By Richard Wagamese
I have always loved the sound of a trumpet. When I was small a brass band came to the church I attended and I remember looking up in awe as the trumpet player pealed off a high cascade of notes above the melody of an old favorite hymn.
Eventually I quit going to church but I never stopped loving the sound of a trumpet. I once listened to Baroque era trumpet on a canoe trip in Algonquin Park. As the sun was sinking and the land was descending into the depths of shadow, I stared out across a placid lake with the sound of glory in the headphones. It was unforgettable.
As First Nations people the closest we came to a trumpet was a birch bark cone rolled up for calling moose. Some people used buffalo horns but it was rare. So the attraction to the sound of a trumpet isn’t a cultural one for me- it’s a spiritual one, more than anything.
Maybe that’s why I decided to try to learn to play one.
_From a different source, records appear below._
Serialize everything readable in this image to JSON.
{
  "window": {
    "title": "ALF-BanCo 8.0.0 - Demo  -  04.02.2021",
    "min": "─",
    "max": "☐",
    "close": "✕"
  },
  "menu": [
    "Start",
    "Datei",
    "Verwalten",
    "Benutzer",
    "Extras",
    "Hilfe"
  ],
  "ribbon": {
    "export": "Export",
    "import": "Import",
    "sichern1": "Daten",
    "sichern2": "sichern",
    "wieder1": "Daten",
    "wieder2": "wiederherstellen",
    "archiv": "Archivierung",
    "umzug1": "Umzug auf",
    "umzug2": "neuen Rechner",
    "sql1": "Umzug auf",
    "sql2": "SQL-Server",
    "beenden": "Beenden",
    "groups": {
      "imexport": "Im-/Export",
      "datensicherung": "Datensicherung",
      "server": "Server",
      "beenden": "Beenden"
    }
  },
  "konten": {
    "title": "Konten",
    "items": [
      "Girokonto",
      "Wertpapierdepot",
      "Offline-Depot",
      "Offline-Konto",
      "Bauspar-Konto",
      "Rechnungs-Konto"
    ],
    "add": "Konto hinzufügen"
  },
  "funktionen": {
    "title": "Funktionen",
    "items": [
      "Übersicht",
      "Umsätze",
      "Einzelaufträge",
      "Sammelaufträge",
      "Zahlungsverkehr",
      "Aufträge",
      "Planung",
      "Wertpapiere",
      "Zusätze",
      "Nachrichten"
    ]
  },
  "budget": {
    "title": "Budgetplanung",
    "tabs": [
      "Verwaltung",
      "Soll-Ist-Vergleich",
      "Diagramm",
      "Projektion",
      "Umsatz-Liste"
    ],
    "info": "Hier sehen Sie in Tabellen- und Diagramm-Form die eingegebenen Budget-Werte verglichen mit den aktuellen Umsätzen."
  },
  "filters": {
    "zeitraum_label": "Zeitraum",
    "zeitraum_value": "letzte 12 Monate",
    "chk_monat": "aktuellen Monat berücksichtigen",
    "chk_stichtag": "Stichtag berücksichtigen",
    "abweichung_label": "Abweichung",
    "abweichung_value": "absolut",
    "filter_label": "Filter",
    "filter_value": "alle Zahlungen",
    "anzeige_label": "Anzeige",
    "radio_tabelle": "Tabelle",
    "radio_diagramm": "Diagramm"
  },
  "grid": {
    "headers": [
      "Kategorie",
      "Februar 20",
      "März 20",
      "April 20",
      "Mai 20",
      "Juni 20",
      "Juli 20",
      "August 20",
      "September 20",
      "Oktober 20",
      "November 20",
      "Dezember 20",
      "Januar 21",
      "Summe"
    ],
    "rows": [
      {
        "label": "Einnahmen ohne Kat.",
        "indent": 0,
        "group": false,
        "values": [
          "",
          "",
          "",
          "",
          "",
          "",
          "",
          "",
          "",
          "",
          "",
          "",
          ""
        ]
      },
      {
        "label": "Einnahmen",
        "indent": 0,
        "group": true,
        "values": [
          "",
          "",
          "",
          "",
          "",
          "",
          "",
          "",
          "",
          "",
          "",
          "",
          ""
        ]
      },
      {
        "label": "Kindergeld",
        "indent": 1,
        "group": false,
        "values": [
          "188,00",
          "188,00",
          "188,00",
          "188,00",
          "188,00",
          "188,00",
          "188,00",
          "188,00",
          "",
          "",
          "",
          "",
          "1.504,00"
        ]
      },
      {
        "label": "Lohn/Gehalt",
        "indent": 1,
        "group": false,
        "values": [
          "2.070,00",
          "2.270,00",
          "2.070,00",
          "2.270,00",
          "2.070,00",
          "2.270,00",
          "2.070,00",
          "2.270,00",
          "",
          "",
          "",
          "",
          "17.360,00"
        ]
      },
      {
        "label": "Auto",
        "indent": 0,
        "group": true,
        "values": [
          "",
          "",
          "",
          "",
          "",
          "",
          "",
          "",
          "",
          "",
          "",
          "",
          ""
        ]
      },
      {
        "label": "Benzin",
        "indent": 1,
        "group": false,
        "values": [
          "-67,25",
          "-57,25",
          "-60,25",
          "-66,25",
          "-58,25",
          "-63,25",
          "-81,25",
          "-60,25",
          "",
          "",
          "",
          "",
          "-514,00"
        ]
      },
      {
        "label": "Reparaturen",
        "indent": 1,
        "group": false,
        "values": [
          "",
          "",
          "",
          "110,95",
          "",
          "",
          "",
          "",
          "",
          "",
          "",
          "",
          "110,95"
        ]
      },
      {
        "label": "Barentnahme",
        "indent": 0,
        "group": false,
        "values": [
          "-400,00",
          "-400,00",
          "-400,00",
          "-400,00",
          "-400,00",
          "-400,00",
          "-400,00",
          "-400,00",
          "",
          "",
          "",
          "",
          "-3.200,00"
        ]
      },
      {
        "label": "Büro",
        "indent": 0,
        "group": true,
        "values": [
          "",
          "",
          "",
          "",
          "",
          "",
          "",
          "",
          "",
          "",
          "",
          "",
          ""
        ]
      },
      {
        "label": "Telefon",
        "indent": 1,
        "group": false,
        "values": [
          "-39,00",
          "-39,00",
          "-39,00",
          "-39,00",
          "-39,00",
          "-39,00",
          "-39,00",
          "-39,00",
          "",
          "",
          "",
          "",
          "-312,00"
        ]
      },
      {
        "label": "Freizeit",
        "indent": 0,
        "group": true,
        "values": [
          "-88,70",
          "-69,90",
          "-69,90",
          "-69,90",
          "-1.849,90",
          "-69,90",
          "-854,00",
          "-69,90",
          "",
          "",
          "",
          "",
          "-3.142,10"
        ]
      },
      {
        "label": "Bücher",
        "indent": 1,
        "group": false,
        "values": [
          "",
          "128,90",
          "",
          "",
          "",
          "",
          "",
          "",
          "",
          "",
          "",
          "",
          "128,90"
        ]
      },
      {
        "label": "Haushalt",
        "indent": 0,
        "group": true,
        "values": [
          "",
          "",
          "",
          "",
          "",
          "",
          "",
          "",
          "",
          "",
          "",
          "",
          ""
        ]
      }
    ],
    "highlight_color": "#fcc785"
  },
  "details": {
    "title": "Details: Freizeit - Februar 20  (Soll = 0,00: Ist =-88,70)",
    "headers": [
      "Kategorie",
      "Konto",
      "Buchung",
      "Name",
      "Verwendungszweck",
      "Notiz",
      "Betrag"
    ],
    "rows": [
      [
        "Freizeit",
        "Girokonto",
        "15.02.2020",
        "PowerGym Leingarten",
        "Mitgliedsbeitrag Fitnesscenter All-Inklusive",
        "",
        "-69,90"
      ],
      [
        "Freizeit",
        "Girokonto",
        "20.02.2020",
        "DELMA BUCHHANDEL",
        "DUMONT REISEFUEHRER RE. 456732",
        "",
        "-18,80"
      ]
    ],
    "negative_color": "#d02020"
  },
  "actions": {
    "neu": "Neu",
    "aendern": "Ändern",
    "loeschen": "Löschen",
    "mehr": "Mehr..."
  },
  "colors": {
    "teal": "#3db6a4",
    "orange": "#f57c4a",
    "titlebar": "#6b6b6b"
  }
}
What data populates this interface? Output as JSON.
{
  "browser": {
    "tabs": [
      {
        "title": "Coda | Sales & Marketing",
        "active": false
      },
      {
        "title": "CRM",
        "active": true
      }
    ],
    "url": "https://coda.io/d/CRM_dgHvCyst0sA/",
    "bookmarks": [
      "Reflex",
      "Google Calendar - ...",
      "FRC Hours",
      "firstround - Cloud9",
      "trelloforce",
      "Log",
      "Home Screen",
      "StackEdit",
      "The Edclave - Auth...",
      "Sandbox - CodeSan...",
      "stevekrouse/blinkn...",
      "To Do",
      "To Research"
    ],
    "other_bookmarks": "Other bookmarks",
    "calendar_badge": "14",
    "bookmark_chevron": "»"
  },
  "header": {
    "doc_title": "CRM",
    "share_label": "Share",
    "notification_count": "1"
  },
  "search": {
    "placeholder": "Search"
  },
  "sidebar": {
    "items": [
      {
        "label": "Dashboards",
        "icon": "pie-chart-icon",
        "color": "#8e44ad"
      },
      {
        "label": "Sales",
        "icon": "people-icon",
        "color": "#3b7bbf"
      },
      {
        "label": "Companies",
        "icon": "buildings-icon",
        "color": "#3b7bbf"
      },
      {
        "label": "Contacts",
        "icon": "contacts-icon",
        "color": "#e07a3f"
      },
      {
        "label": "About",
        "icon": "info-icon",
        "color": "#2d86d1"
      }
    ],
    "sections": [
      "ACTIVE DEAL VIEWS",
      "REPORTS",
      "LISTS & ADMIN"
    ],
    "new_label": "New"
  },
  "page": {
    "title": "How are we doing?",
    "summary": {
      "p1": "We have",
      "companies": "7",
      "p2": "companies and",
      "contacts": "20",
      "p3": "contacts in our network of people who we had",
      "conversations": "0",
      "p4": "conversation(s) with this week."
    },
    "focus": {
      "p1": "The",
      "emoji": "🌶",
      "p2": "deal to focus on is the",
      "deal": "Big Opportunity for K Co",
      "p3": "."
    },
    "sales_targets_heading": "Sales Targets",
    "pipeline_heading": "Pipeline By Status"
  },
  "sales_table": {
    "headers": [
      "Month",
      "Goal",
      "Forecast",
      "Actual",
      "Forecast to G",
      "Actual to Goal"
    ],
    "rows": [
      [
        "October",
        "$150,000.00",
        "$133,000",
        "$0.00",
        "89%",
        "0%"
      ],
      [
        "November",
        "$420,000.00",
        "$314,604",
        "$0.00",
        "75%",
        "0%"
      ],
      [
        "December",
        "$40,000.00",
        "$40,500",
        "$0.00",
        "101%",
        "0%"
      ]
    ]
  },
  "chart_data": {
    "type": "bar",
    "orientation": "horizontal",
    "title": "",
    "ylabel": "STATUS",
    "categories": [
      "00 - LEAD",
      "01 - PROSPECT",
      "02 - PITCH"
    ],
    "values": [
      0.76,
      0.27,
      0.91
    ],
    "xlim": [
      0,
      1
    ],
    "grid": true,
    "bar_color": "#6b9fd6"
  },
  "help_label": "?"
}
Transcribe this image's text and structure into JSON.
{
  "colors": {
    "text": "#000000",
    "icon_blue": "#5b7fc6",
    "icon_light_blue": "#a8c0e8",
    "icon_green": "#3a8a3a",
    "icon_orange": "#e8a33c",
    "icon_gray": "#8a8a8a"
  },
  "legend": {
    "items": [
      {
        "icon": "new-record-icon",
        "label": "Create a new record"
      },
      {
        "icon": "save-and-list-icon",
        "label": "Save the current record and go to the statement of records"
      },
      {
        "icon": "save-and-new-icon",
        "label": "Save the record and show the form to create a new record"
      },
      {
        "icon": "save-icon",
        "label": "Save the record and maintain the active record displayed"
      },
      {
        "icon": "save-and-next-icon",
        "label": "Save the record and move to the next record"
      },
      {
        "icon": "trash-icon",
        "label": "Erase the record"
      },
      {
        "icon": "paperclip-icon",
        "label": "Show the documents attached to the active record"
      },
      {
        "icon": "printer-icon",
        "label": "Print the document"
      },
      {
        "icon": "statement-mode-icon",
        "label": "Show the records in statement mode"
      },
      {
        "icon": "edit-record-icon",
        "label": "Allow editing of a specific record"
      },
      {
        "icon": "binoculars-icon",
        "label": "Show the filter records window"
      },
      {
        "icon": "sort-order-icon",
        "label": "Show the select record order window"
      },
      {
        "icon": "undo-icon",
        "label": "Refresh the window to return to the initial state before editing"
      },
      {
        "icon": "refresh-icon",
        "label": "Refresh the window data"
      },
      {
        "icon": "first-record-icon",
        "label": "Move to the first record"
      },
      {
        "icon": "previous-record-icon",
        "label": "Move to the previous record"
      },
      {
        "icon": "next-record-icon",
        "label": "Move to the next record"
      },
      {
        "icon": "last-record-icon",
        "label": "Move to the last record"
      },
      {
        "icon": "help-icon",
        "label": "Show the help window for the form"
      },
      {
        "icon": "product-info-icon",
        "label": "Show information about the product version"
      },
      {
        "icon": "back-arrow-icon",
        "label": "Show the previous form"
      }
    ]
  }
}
I’m fifty-five, Ojibway, with no connection to the instrument beyond the joy of hearing it and I decided to try to play one. The results were hilarious.
I joked with friends that my first efforts actually called moose from the bush. The notes I blew were horrible frankly. They couldn’t even be properly called notes. They were flatulent and wet and rude sounding. The dog even cringed. But I was playing a trumpet.
It’s gotten better since then. I’m almost able to play a proper musical scale now without disturbing the neighbourhood dogs. I may never get anywhere close to the glory sound that drew me to trumpet in the first place but it’s fun to try.
That’s the thing of it, really. If joy isn’t expressed it fades. It doesn’t matter if the thing that brings you joy is a part of your particular culture or not. It becomes so by virtue of you doing it.
Native trumpet? Why not? I could have been in love with sound of the tuba and found a way to learn to play that and it would become a native thing to do. The fifty-five year old Ojibway sitting out on his deck playing marching band songs on a tuba. My neighbours are likely glad I settle on a trumpet.